5. Impact on Regulatory Decisions
Marketing Application:
- Impact: RWD in marketing applications can influence the approval process, particularly in cases where traditional RCT data is limited or when additional evidence is needed to support a broader label or indication. However, the impact is often supplementary, and RCTs remain the cornerstone of regulatory approval.
Post-Approval Submissions:
- Impact: Post-approval, RWD plays a critical role in shaping regulatory decisions related to label updates, risk management plans, and even product withdrawals if significant safety concerns arise. The ongoing collection and analysis of RWD can lead to changes in clinical practice recommendations and regulatory actions based on real-world use.

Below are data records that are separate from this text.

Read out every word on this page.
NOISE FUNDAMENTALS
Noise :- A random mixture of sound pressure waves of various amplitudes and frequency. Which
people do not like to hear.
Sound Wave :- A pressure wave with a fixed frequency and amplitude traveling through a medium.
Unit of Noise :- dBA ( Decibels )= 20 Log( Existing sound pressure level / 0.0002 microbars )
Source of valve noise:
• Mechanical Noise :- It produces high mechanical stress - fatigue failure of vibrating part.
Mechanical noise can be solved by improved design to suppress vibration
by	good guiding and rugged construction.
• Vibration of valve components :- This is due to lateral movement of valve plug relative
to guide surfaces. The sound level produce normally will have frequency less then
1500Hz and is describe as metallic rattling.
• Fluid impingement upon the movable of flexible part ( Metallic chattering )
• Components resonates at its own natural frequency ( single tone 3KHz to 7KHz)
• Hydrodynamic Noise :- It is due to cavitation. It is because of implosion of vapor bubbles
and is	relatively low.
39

In conclusion, the use of RWD differs significantly between marketing applications and post-approval submissions at the EMA. In marketing applications, RWD is often supplementary, used to support or enhance the evidence from RCTs. Post-approval, RWD is integral to ongoing safety monitoring, risk management, and assessing the real-world effectiveness of a product. The methodologies, regulatory expectations, and impact on decision-making vary accordingly, reflecting the different stages of a product’s lifecycle and the evolving role of RWD in regulatory science.